The source of his ire is a letter from the newly elected House Democrats to the leadership asking for transparency, representation on key committees, expanded opportunities for constituents to participate in the legislative process, and a commitment to bipartisan work.

What extraordinary concepts. The more than 60 Members-elect want Congress to be accountable to the people who elected them. They do not want to hide behind closed doors, in legendary smoke-filled rooms where secret deals are hatched. They want accountability. They want to legislate actively, instead of just voting how their leaders instruct them. They want to find solutions to the very real challenges our nation faces.

And for all of that, Mr. Shapiro calls them “naïve.”

So what if they do? So what if the freshman feel like they can take on the world? I may not agree with the incoming Democrats, but I want them to be able to fight for their ideas in a Congress that fosters respectful debate. This is the idea of a dynamic and properly functioning legislative as envisioned by the writers of our Constitution.

But instead of focusing on legislation, Mr. Shapiro urges Democrats to spend the bulk of their time on oversight of the Executive Branch. He’s as guilty of the double-speak of which he accuses the freshmen by giving a rhetorical nod to “reasserting congressional oversight” while writing that such hearings will “bring with them 2020 political benefits.” There should be appropriate oversight of the Executive Branch regardless of which party controls the White House or each chamber in Congress. But Mr. Shapiro appears to want lawmakers to engage in a permanent campaign. We would be equally naïve to show surprise at a journalist encouraging Democrats to morph from the loyal opposition to vitriolic enemies of the Trump Administration.

In the book Surviving Inside Congress, my co-authors and I examined the role of the media in affecting legislation.
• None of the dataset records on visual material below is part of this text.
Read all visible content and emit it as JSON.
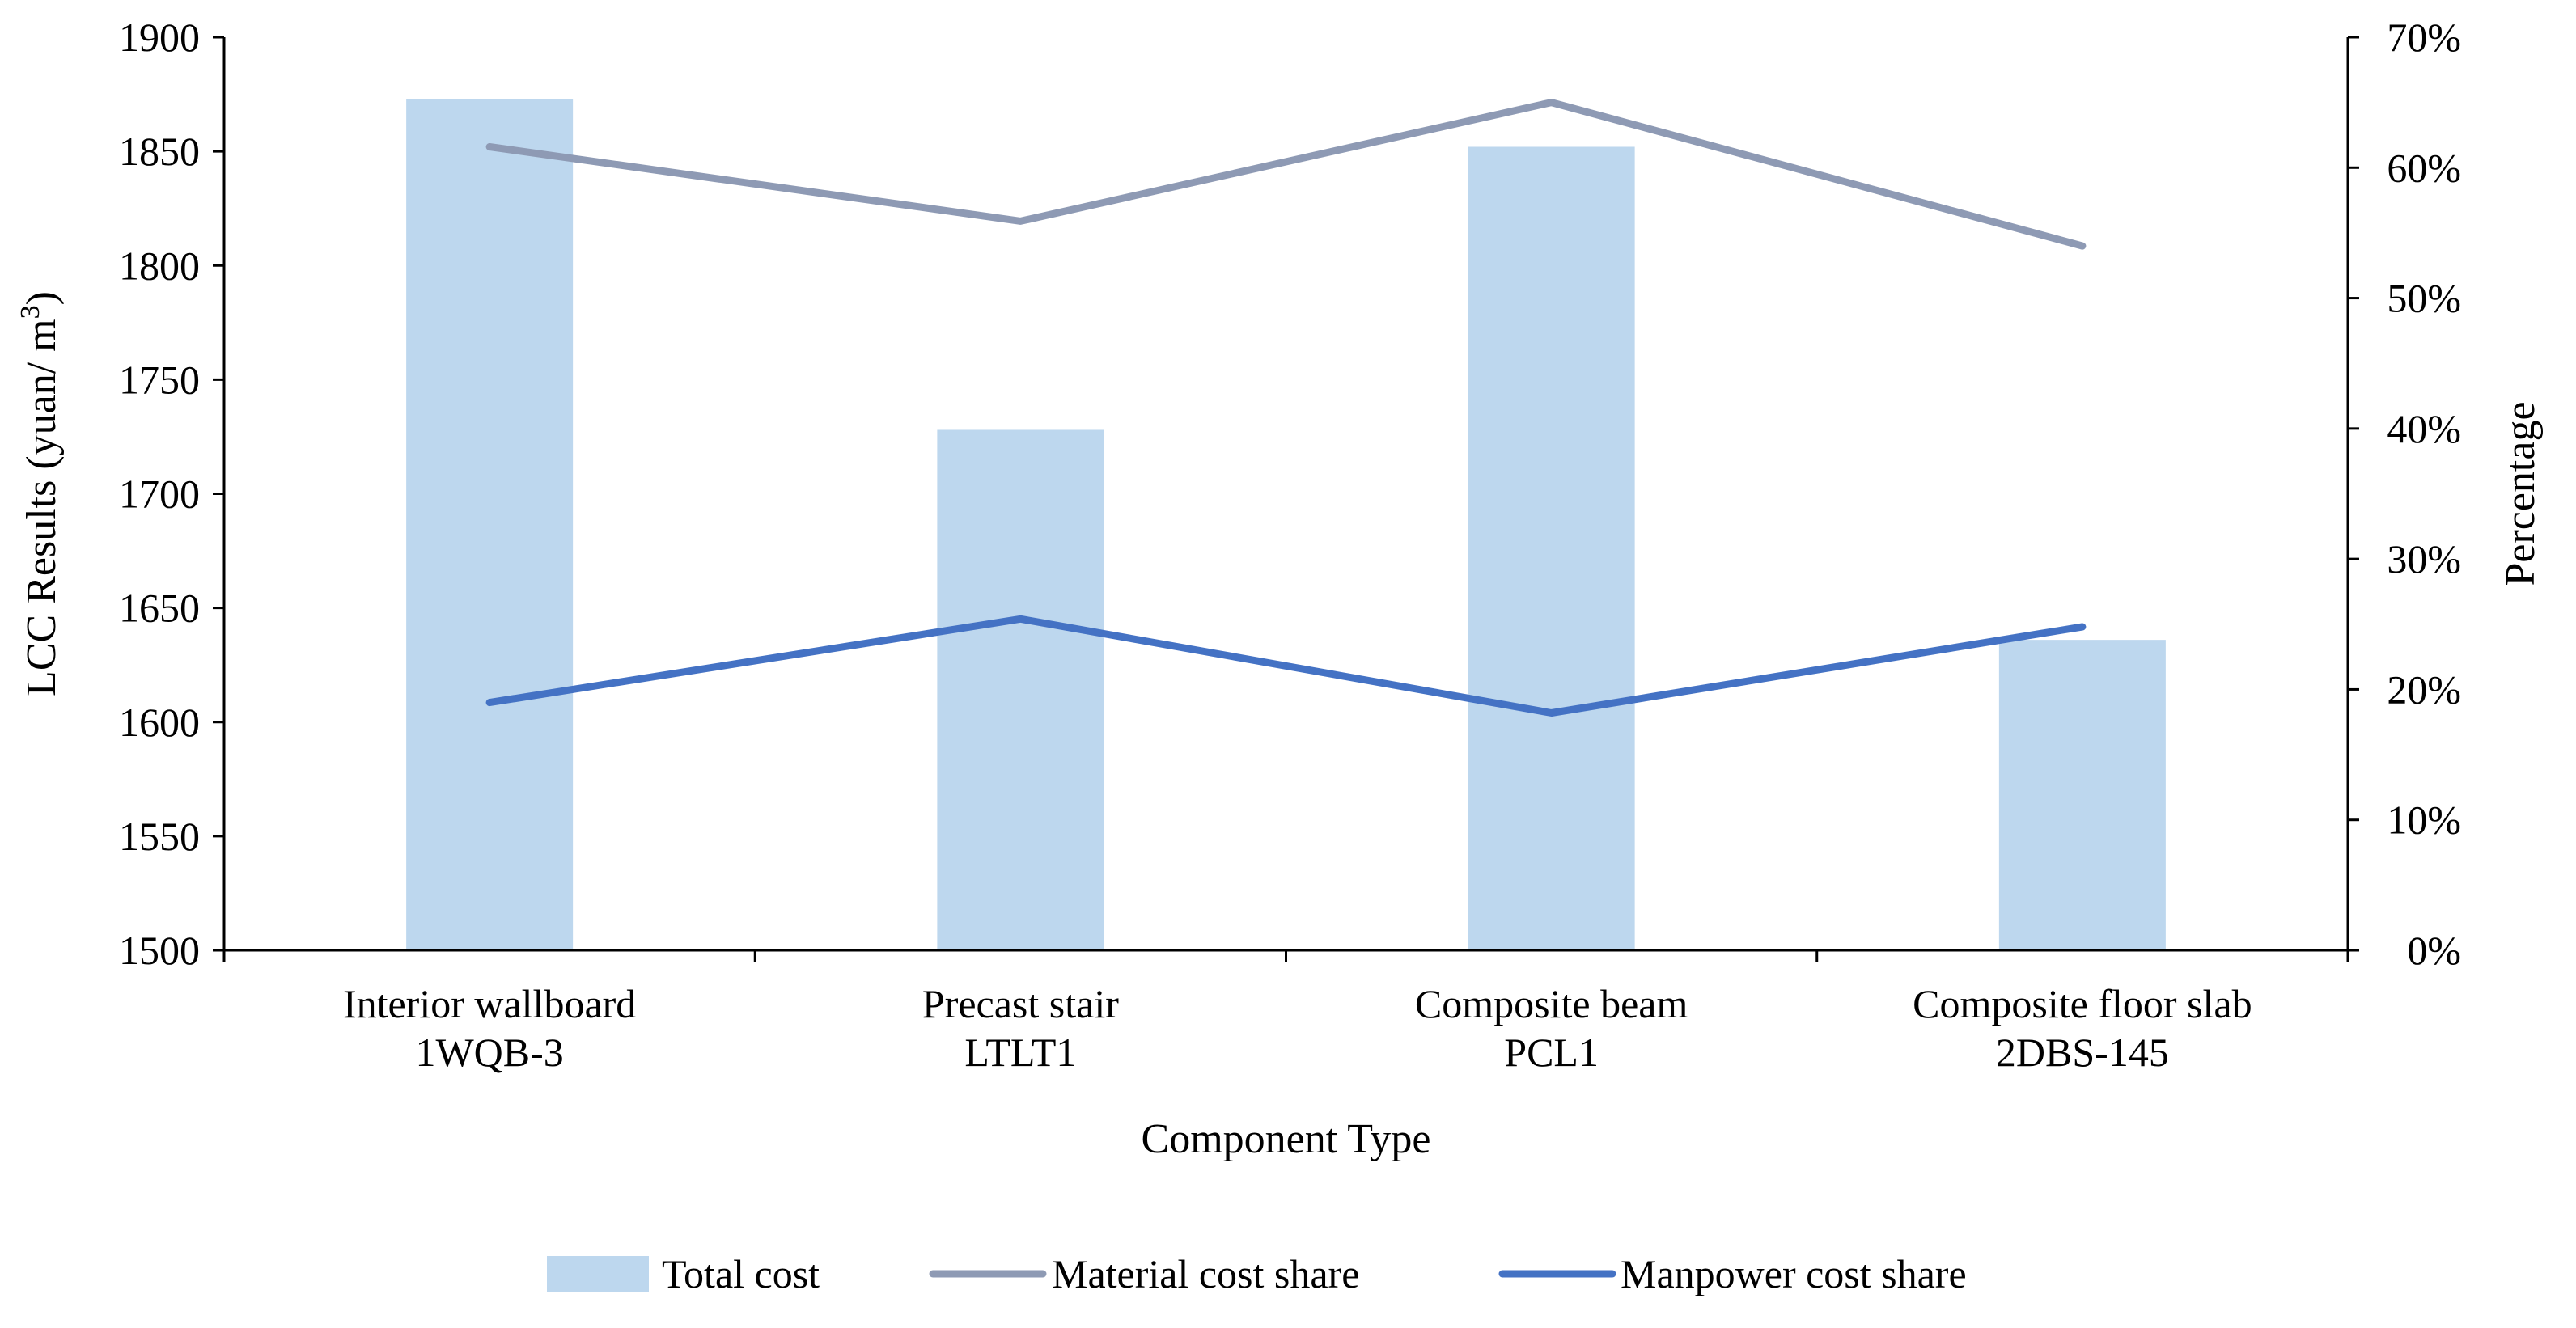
{
  "chart_data": {
    "type": "bar",
    "title": "",
    "xlabel": "Component Type",
    "ylabel_main": "LCC Results (yuan/ m",
    "ylabel_sup": "3",
    "ylabel_close": ")",
    "y2label": "Percentage",
    "ylim": [
      1500,
      1900
    ],
    "yticks": [
      1500,
      1550,
      1600,
      1650,
      1700,
      1750,
      1800,
      1850,
      1900
    ],
    "y2lim": [
      0,
      70
    ],
    "y2ticks": [
      "0%",
      "10%",
      "20%",
      "30%",
      "40%",
      "50%",
      "60%",
      "70%"
    ],
    "categories": [
      [
        "Interior wallboard",
        "1WQB-3"
      ],
      [
        "Precast stair",
        "LTLT1"
      ],
      [
        "Composite beam",
        "PCL1"
      ],
      [
        "Composite floor slab",
        "2DBS-145"
      ]
    ],
    "series": [
      {
        "name": "Total cost",
        "kind": "bar",
        "axis": "left",
        "color": "#BDD7EE",
        "values": [
          1873,
          1728,
          1852,
          1636
        ]
      },
      {
        "name": "Material cost share",
        "kind": "line",
        "axis": "right",
        "color": "#8E9AB4",
        "values": [
          61.6,
          55.9,
          65.0,
          54.0
        ]
      },
      {
        "name": "Manpower cost share",
        "kind": "line",
        "axis": "right",
        "color": "#4472C4",
        "values": [
          19.0,
          25.4,
          18.2,
          24.8
        ]
      }
    ],
    "legend_position": "bottom",
    "grid": false
  }
}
A Pew Research Center study noted that 70 percent of Americans believe the media “has a negative effect on the way things are going in the United States.” Fully three-quarters of those surveyed said the media is biased. Bottom line: people are more distrusting of reporters and columnists than ever before.

It is more common now for news outlets to race to get the story first than to be concerned with getting it right. And the phrase “if it bleeds, it leads” has become the de facto way of doing business.

For reporters looking to please their editors with clicks and retweets, bipartisanship is boring. The Joint Select Committee on Budget and Appropriations Process Reforms made significant progress on identifying meaningful changes that could make the congressional budget work better. But the committee received scant media coverage until it was clear that it would fail to produce legislative recommendations.

The incoming freshmen of the 116th Congress – both Democrats and Republicans – are diverse, passionate, enthusiastic and, yes, there are a number of rabble-rousers among them. They are true representatives of our country. Has the media become so jaded that they see the freshman Democrats’ eagerness for bipartisanship and a sense of duty to set policy as naïve? The Constitution demands consensus, not partisan dictates. The Senate cools the passions of the House. And we should cheer for lawmakers who want openness and a willingness to reach across the aisle to make Congress work better.